Définition[modifier | modifier le code]

Cette théorie issue du droit de la concurrence américain permet d'obliger l'opérateur d'une installation essentielle à ouvrir l'accès à celle-ci en le mettant sur le marché.

Pour qualifier les installations essentielles, la jurisprudence va généralement chercher à caractériser :

  • l'aspect indispensable de l'accès aux installations (l'absence d'interchangeabilité)
  • le coût prohibitif de leur reproduction et/ou le temps non raisonnable requis à cette fin qui fait qu'il n'existe pas d'alternatives viables pour les concurrents potentiels de l'entreprise, qui se trouveraient, de ce fait, exclus du marché.

Une infrastructure essentielle donne à son opérateur une position dominante. Mais ce n'est que l'abus de cette situation qui est sanctionné au même titre que l'abus de position dominante.

Un arrêt de la Cour d'appel de Paris[1] à propos d'un héliport définit ainsi les infrastructures essentielles : « Les ressources essentielles désignent des installations ou des équipements indispensables pour assurer la liaison avec les clients et/ou permettre à des concurrents d'exercer leurs activités et qu'il serait impossible de reproduire par des moyens raisonnables. » Cette définition a été d'une manière similaire utilisée en droit communautaire pour l'accès aux installations du port de Gênes (CJCE Diego Cali, 1997). Mais la théorie a surtout trouvé à s'appliquer en matière d'économies de réseaux telles que les réseaux ferrés ou de transport d'électricité et dans les cas de monopoles naturels.

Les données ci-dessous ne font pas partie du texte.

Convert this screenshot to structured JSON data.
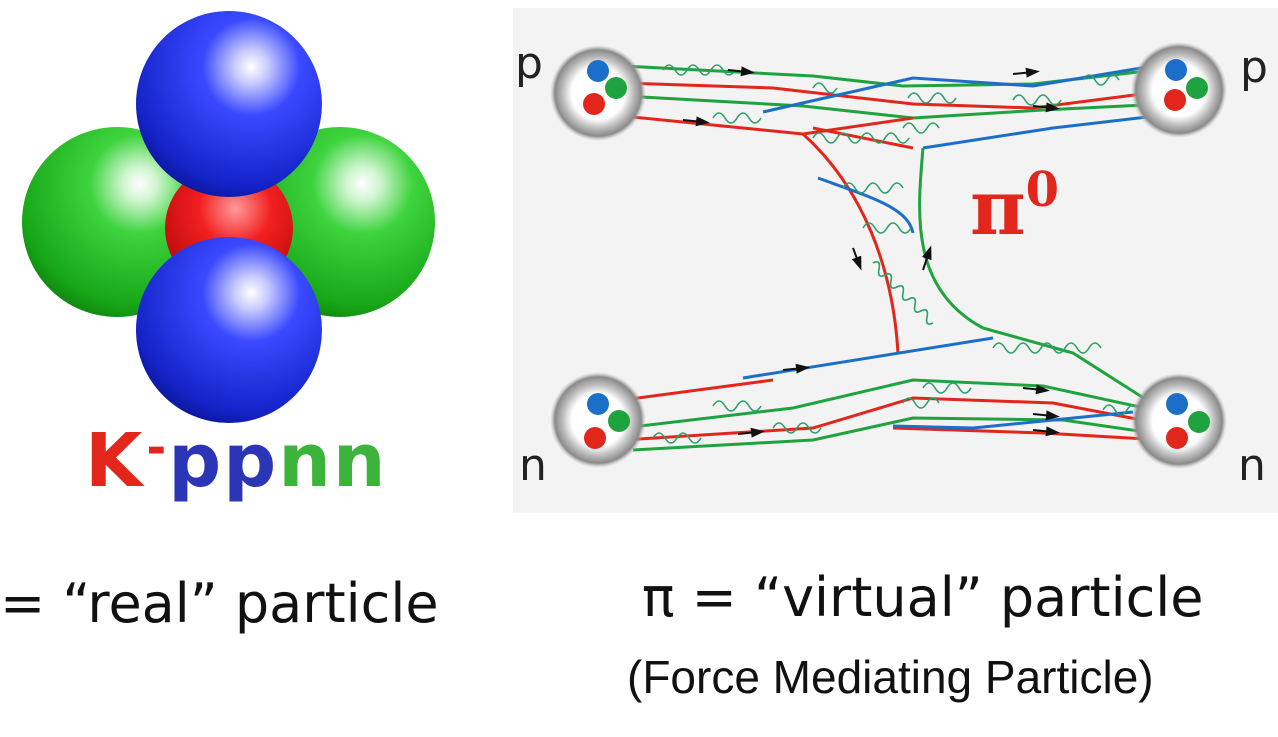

L'aspect indispensable de l'accès aux installations[modifier | modifier le code]

Pour qu'une installation ou une ressource soit qualifiée « d'essentielle », il est nécessaire que cette installation ou ressource soit indispensable pour la commercialisation du produit ou du service. Le refus par une entreprise dominante de donner accès à une ressource, infrastructure, moyen ou installation, ou de vendre ou acheter un produit ou service à un tiers qui le demande, peut constituer un abus de position dominante. Il apparait clairement que l'entreprise concernée a l'obligation de mettre à la disposition de ses clients.

Si l'infrastructure à laquelle l'accès est demandé est un point de vente elle n'est pas considéré comme essentielle s'il existe suffisamment de points de vente concurrents contrôlés par d'autres opérateurs[2].

L'entreprise publique ou privée dispose d'un monopole sur une infrastructure quelconque et au même moment exploite un service à partir de cette infrastructure, comme en matière de télécommunications, de transports, de l'énergie, de ventes, de prestations de services…

Ce monopole peut engendrer un abus si l'entreprise refuse l'accès aux infrastructures par un refus injustifié, un prix non proportionné, abusif, non transparent ou encore discriminatoire.L'existence de facilités essentielles

Ces infrastructures sont des installations ou des équipements indispensables, nécessaires, pour assurer la liaison avec des clients et/ou permettre à des concurrents d'exercer leurs activités et qu'il serait impossible de reproduire par des moyens raisonnables.

Il en ressort que les facilités essentielles sont considérées comme des infrastructures « non substituables »[3], pour des raisons financières ou matérielles. Il n'est pas important que les deux opérateurs soient concurrents ou non.La position dominante

L'entreprise concernée se retrouve dans une situation de position dominante sur un marché. Il est question ici d'identifier clairement le marché, et la position dominante qu'exerce l'entreprise sur ce marché.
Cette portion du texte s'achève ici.